### Spark Session

Entry point to PySpark's functionality within a program. 

In [2]:
### Building SparkSession

from pyspark.sql import SparkSession   ### SparkSession entry point located in pyspark.sql pkg, providing functionality for data transformation

spark = (SparkSession
         .builder     ### Builder pattern abstraction for constructing a sparksession, where we chain the methods to configure the entry point.
         .appName("Analyzing the vocabulary of Pride and Prejudice.") ### Relevant appName helping in identifying which programs run on the Spark cluster
         .getOrCreate()) ### Program works in both interactive or batch mode by avoiding creating a new session if one already exists.
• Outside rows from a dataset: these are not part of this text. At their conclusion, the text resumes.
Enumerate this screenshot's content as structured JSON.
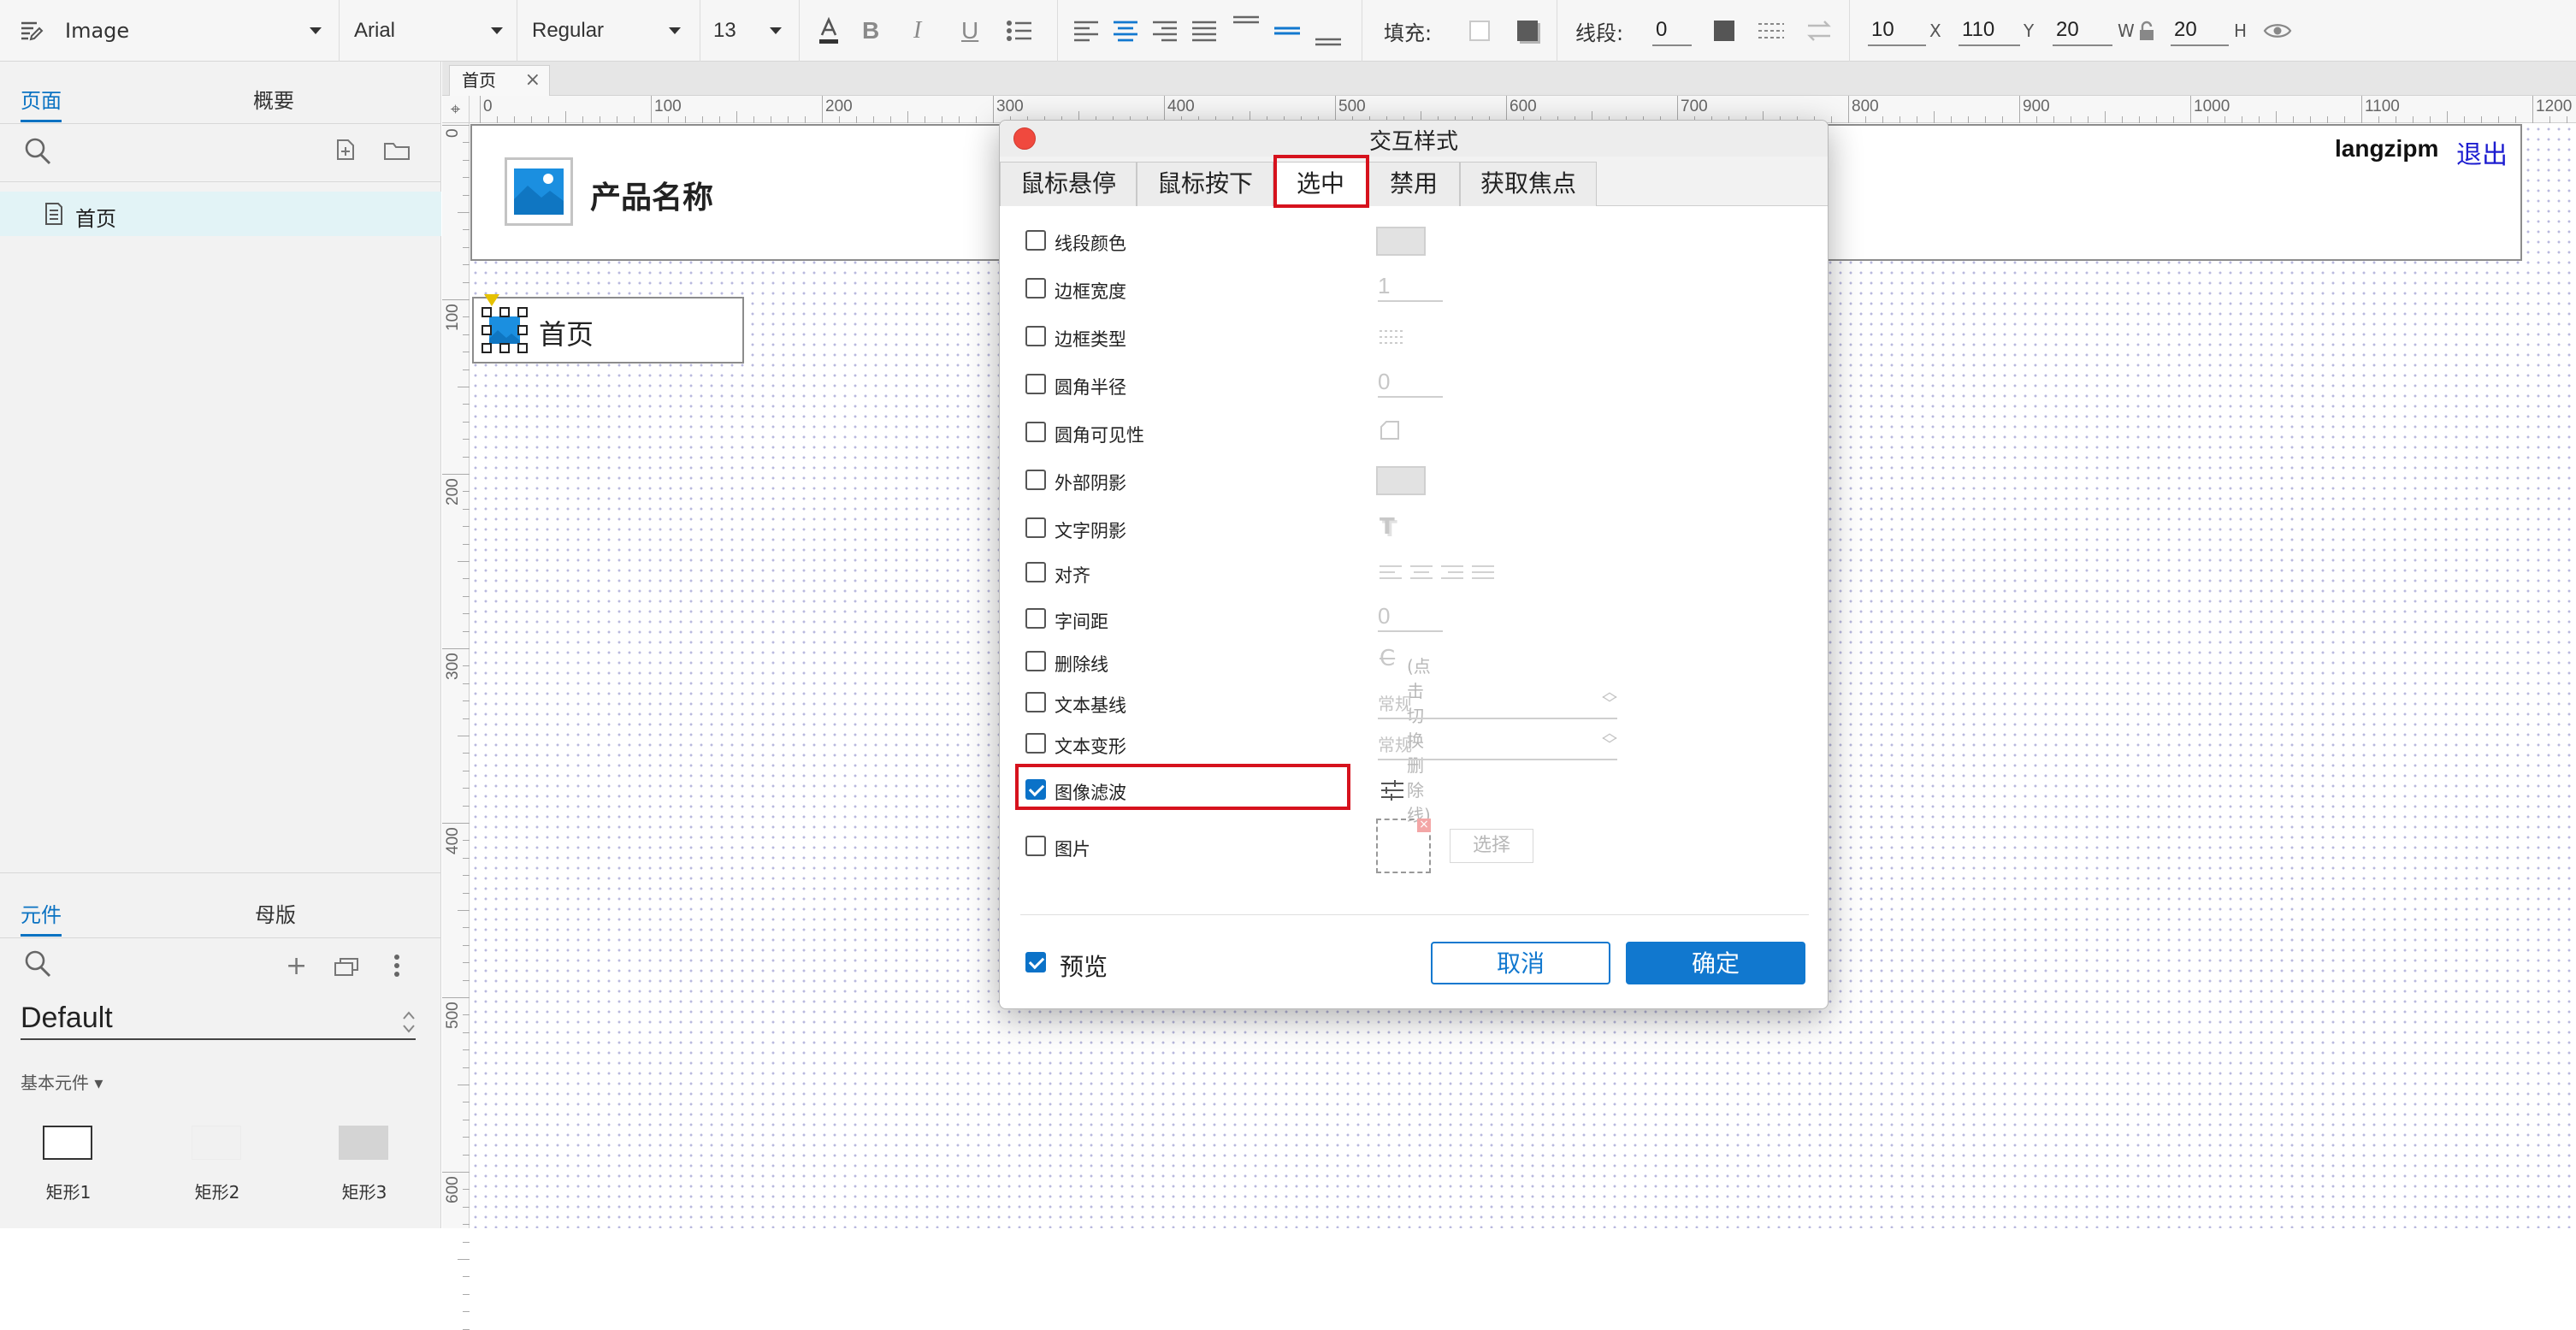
{
  "toolbar": {
    "element_type": "Image",
    "font_family": "Arial",
    "font_weight": "Regular",
    "font_size": "13",
    "fill_label": "填充:",
    "stroke_label": "线段:",
    "stroke_value": "0",
    "x_value": "10",
    "x_axis": "X",
    "y_value": "110",
    "y_axis": "Y",
    "w_value": "20",
    "w_axis": "W",
    "h_value": "20",
    "h_axis": "H"
  },
  "left_panel": {
    "tabs": [
      "页面",
      "概要"
    ],
    "pages": [
      {
        "label": "首页"
      }
    ],
    "library_tabs": [
      "元件",
      "母版"
    ],
    "library": "Default",
    "category": "基本元件 ▾",
    "elements": [
      {
        "label": "矩形1"
      },
      {
        "label": "矩形2"
      },
      {
        "label": "矩形3"
      }
    ]
  },
  "canvas": {
    "doc_tab": "首页",
    "ruler_h": [
      "0",
      "100",
      "200",
      "300",
      "400",
      "500",
      "600",
      "700",
      "800",
      "900",
      "1000",
      "1100",
      "1200"
    ],
    "ruler_v": [
      "0",
      "100",
      "200",
      "300",
      "400",
      "500",
      "600"
    ],
    "header": {
      "product_name": "产品名称",
      "username": "langzipm",
      "logout": "退出"
    },
    "menu": {
      "label": "首页"
    }
  },
  "dialog": {
    "title": "交互样式",
    "tabs": [
      "鼠标悬停",
      "鼠标按下",
      "选中",
      "禁用",
      "获取焦点"
    ],
    "active_tab": "选中",
    "properties": [
      {
        "label": "线段颜色",
        "checked": false
      },
      {
        "label": "边框宽度",
        "checked": false,
        "value": "1"
      },
      {
        "label": "边框类型",
        "checked": false
      },
      {
        "label": "圆角半径",
        "checked": false,
        "value": "0"
      },
      {
        "label": "圆角可见性",
        "checked": false
      },
      {
        "label": "外部阴影",
        "checked": false
      },
      {
        "label": "文字阴影",
        "checked": false
      },
      {
        "label": "对齐",
        "checked": false
      },
      {
        "label": "字间距",
        "checked": false,
        "value": "0"
      },
      {
        "label": "删除线",
        "checked": false,
        "hint": "(点击切换删除线)"
      },
      {
        "label": "文本基线",
        "checked": false,
        "value": "常规"
      },
      {
        "label": "文本变形",
        "checked": false,
        "value": "常规"
      },
      {
        "label": "图像滤波",
        "checked": true
      },
      {
        "label": "图片",
        "checked": false,
        "button": "选择"
      }
    ],
    "preview_label": "预览",
    "cancel_label": "取消",
    "ok_label": "确定"
  }
}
Using Spark's default log4j profile: org/apache/spark/log4j2-defaults.properties
26/01/09 18:01:28 WARN Utils: Your hostname, OnePiece, resolves to a loopback address: 127.0.1.1; using 10.255.255.254 instead (on interface lo)
26/01/09 18:01:28 WARN Utils: Set SPARK_LOCAL_IP if you need to bind to another address
Using Spark's default log4j profile: org/apache/spark/log4j2-defaults.properties
Setting default log level to "WARN".
To adjust logging level use sc.setLogLevel(newLevel). For SparkR, use setLogLevel(newLevel).
26/01/09 18:01:29 WARN NativeCodeLoader: Unable to load native-hadoop library for your platform... using builtin-java classes where applicable


In [3]:
spark.sparkContext ### For using low-level RDD

""" SparkSession is the wrapper around sparkContext which uses dataframe as it is more versatile and fast as the main datastructure over lower-level RDD"""
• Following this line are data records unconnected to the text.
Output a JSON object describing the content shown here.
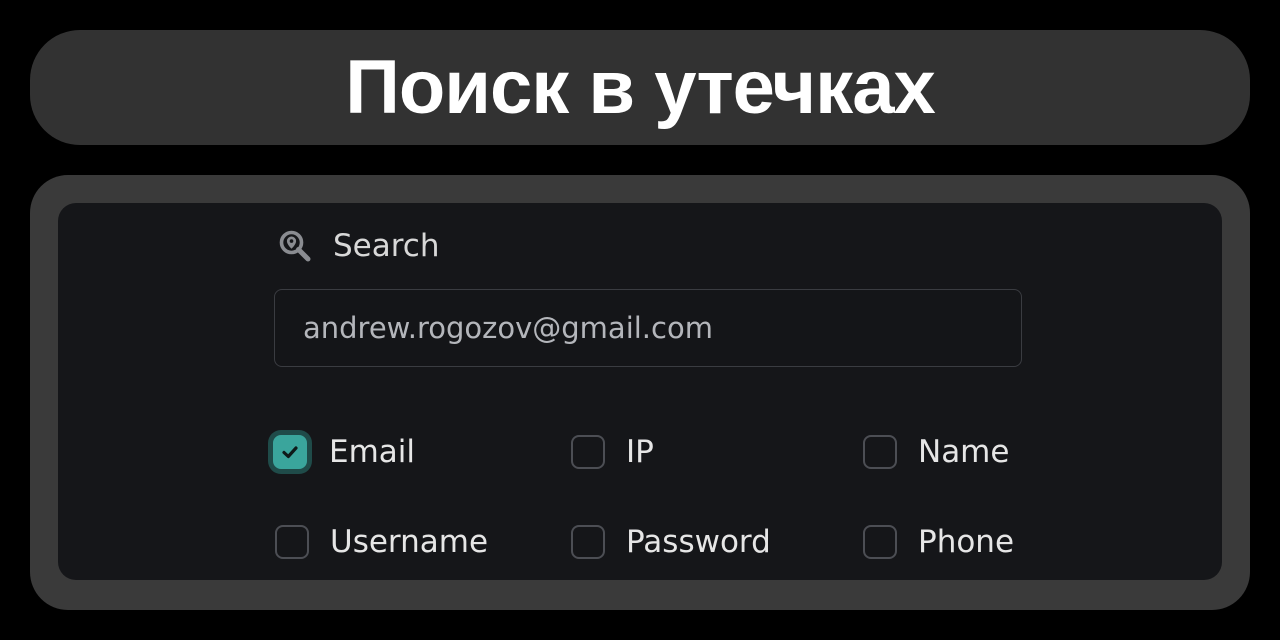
{
  "title": "Поиск в утечках",
  "search": {
    "label": "Search",
    "value": "andrew.rogozov@gmail.com",
    "icon": "search-location-icon"
  },
  "options": [
    {
      "label": "Email",
      "checked": true
    },
    {
      "label": "IP",
      "checked": false
    },
    {
      "label": "Name",
      "checked": false
    },
    {
      "label": "Username",
      "checked": false
    },
    {
      "label": "Password",
      "checked": false
    },
    {
      "label": "Phone",
      "checked": false
    }
  ],
  "colors": {
    "accent": "#3aa59c",
    "background": "#000000",
    "panel": "#151619",
    "title_bar": "#323232"
  }
}
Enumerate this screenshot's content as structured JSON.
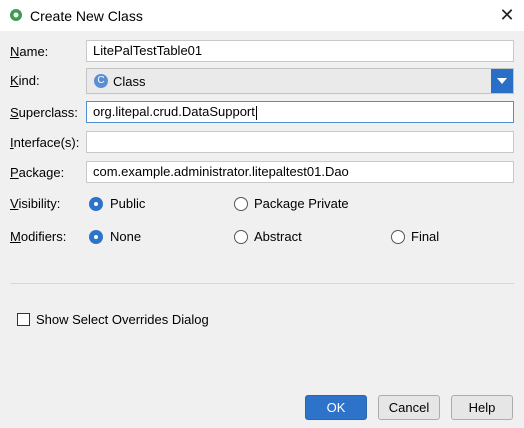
{
  "window": {
    "title": "Create New Class",
    "close_glyph": "✕"
  },
  "form": {
    "name": {
      "label": "Name:",
      "mnemonic": "N",
      "value": "LitePalTestTable01"
    },
    "kind": {
      "label": "Kind:",
      "mnemonic": "K",
      "value": "Class",
      "icon": "class-icon",
      "icon_letter": "C"
    },
    "superclass": {
      "label": "Superclass:",
      "mnemonic": "S",
      "value": "org.litepal.crud.DataSupport"
    },
    "interfaces": {
      "label": "Interface(s):",
      "mnemonic": "I",
      "value": ""
    },
    "package": {
      "label": "Package:",
      "mnemonic": "P",
      "value": "com.example.administrator.litepaltest01.Dao"
    },
    "visibility": {
      "label": "Visibility:",
      "mnemonic": "V",
      "options": [
        {
          "label": "Public",
          "checked": true
        },
        {
          "label": "Package Private",
          "checked": false
        }
      ]
    },
    "modifiers": {
      "label": "Modifiers:",
      "mnemonic": "M",
      "options": [
        {
          "label": "None",
          "checked": true
        },
        {
          "label": "Abstract",
          "checked": false
        },
        {
          "label": "Final",
          "checked": false
        }
      ]
    }
  },
  "show_overrides": {
    "label": "Show Select Overrides Dialog",
    "checked": false
  },
  "buttons": {
    "ok": "OK",
    "cancel": "Cancel",
    "help": "Help"
  },
  "colors": {
    "accent": "#2d73c9",
    "dialog_bg": "#f0f0f0"
  }
}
' SparkSession is the wrapper around sparkContext which uses dataframe as it is more versatile and fast as the main datastructure over lower-level RDD'

### Setting the Log Level

Monitoring PySpark jobs is an important part of developing. PySpark has many levels of logging, from nothing to full description of everything happening in cluster. pyspark shell defaults on WARN, which is a bit chatty.  And, PySpark program defaults to INFO level which is oversharing. 

In [4]:
### Changing the log level to keyword

spark.sparkContext.setLogLevel("KEYWORD")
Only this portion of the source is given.